Le complotisme, comme le populisme est un mot- valise englobant tant de réalités diverses qu’il est impossible à définir. Ces concepts récents sont propices aux amalgames douteux et surfent sur la perte de repères et la confusion. Ils sont les éléments d’une idéologie qui ne dit pas son nom. La théorie du complot ne fait- elle pas partie d’un combat pour disqualifier les opinions et les idées qui vont à l’encontre de la politique néolibérale ? Des chercheurs ont même défini une « mentalité conspirationniste » (Conspiracy Mentality-Martin Bruder). En viendrons-nous à la chasse aux sorcières ? Les gilets jaunes complotent, les islamo-gauchistes complotent. Je complote quand je dis que les dirigeants du monde se concertent pour élaborer leur stratégie néolibérale dans des cénacles comme la commission trilatérale ou le World Economic Forum. Pourtant c’est vrai et je peux le prouver.
L’institut Jean Jaurès nous apprend que plus d’un français sur cinq, surtout jeune et défavorisé, « est perméable à la théorie du complot » (enquête 2018). Ce résultat est biaisé car le concept de départ amalgame ceux qui sont en recherche de vérités alternatives et adeptes du complot. Tous ne sont pas des adeptes de thèses paranoïaques, mais d’abord en quête de vérité, de sens et d’une vision alternative du monde et de l’histoire. Comment s’en étonner quand le socle des valeurs qui permet une compréhension commune du monde s’effondre ; quand les mensonges et les trahisons des gouvernants sont si nombreux qu’il n’est plus possible de leur faire confiance.

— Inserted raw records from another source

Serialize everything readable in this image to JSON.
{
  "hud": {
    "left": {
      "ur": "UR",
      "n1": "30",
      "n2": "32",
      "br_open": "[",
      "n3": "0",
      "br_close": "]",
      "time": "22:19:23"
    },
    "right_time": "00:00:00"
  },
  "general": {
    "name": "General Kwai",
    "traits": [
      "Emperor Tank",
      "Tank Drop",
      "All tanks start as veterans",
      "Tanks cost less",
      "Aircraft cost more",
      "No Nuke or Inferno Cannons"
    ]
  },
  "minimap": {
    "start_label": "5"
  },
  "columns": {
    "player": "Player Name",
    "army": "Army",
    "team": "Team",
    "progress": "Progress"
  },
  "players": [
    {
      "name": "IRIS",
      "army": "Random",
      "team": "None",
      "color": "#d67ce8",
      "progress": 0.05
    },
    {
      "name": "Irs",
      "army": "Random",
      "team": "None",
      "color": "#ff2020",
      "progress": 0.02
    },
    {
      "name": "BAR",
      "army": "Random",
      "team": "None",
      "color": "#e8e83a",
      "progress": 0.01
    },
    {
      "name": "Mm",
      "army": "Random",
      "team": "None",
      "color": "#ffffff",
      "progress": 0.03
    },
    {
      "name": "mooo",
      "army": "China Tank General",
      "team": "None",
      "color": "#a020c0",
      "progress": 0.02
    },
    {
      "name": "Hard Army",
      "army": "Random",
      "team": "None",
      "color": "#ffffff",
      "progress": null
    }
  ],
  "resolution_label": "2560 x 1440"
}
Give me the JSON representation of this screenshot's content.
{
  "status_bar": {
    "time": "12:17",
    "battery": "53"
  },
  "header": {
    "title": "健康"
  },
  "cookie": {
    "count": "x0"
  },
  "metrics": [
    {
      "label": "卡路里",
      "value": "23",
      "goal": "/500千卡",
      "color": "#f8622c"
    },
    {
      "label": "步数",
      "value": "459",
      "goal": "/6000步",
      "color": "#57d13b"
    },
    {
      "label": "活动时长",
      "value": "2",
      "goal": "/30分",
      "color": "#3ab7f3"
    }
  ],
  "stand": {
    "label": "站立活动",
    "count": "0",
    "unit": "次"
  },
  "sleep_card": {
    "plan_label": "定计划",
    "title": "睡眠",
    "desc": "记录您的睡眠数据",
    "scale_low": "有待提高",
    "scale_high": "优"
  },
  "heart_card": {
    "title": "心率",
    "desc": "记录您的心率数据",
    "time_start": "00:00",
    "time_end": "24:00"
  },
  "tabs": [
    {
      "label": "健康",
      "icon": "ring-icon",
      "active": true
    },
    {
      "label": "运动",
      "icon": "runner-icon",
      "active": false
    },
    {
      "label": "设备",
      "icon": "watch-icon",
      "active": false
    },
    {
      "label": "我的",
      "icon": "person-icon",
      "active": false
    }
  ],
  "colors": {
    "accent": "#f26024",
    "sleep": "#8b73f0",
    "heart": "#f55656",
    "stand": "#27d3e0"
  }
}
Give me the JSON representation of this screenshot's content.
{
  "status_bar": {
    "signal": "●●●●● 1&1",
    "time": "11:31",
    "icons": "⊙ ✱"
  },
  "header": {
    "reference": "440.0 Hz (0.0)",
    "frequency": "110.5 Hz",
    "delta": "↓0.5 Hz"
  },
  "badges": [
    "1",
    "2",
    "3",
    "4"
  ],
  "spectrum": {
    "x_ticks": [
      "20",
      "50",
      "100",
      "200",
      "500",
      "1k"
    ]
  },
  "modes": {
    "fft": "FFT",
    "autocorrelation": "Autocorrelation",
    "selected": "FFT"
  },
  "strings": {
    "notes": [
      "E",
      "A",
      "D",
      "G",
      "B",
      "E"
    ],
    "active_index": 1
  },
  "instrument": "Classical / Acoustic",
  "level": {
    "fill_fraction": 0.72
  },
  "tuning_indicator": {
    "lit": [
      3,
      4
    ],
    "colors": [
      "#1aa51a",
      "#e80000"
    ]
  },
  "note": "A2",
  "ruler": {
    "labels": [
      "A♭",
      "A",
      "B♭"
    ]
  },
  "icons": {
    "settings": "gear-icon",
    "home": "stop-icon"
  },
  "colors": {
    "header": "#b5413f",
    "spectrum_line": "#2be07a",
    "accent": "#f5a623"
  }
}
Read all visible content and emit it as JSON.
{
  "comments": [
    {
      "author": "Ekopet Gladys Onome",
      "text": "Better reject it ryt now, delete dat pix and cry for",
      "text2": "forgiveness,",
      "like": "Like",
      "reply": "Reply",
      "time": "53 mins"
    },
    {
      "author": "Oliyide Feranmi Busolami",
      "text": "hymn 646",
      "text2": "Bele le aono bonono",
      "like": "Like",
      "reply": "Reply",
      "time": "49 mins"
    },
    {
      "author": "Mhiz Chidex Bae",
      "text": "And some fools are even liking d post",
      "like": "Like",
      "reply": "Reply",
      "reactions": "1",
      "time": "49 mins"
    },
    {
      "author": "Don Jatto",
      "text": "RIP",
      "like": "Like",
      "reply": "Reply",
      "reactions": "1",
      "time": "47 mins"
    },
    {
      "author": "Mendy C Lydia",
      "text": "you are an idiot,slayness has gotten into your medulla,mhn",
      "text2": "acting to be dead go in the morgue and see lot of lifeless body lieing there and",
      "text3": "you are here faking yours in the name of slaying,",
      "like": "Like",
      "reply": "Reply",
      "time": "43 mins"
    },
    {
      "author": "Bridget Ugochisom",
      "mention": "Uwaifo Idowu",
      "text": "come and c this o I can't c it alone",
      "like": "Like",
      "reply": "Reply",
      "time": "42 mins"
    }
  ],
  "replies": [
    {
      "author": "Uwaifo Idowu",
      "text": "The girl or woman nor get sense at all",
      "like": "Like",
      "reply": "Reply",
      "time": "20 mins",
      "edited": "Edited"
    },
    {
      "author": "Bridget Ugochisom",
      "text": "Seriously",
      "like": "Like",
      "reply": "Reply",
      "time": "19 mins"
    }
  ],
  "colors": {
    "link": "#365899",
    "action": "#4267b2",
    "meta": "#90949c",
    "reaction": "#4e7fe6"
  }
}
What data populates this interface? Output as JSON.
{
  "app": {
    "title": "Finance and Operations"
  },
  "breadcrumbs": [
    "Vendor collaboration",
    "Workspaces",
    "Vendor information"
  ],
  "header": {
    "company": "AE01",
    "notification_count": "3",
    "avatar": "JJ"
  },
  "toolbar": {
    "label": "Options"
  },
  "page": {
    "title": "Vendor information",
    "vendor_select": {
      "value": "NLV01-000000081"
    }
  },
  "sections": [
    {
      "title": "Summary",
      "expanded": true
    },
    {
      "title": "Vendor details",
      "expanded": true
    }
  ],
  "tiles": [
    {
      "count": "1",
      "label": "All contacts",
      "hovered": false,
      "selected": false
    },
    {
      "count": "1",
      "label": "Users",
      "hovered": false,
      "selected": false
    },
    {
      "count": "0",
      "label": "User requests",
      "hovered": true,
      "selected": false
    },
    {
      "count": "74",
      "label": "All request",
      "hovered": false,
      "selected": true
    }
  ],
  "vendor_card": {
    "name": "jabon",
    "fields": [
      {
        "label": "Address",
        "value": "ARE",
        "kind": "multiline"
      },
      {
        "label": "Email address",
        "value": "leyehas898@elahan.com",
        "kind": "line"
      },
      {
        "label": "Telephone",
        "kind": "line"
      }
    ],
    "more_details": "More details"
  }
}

Le film « hold-up » cherche à détourner ces aspirations montantes vers des impasses. Il est construit sur le ressentiment plutôt que sur l’analyse ; sur l’affirmation plutôt que la démonstration. Il ne propose aucune solution alternative. Le « complot mondial des élites » relève du registre de l’apocalypse annoncée plutôt que de celui du combat. Ce film produit peur et impuissance et fait le jeu de ceux qui produisent ces amalgames. Il contribue à jeter le discrédit sur ceux qui dénoncent le capitalisme renforçant l’idée chez les gens “raisonnables” qu’il n’y a pas d’alternative.
Dénoncer les menées qui peuvent se cacher derrière ces « théories du complot » ne suffit pas. Il est urgent de démonter ces concepts de l’idéologie dominante et de poursuivre et d’amplifier le processus de politisation du peuple amorcé depuis 2019. Il montre que l’effondrement de la confiance dans les dirigeants et les institutions a fait grandir chez beaucoup une nouvelle confiance dans sa capacité à faire par soi-même. En regagnant une estime de soi que les désillusions, le sentiment d’impuissance avaient fait perdre, le mouvement populaire a montré sa capacité à produire du politique. Mais c’est à la lumière des solutions alternatives proposées que l’on pourra vraiment séparer le bon grain de l’ivraie.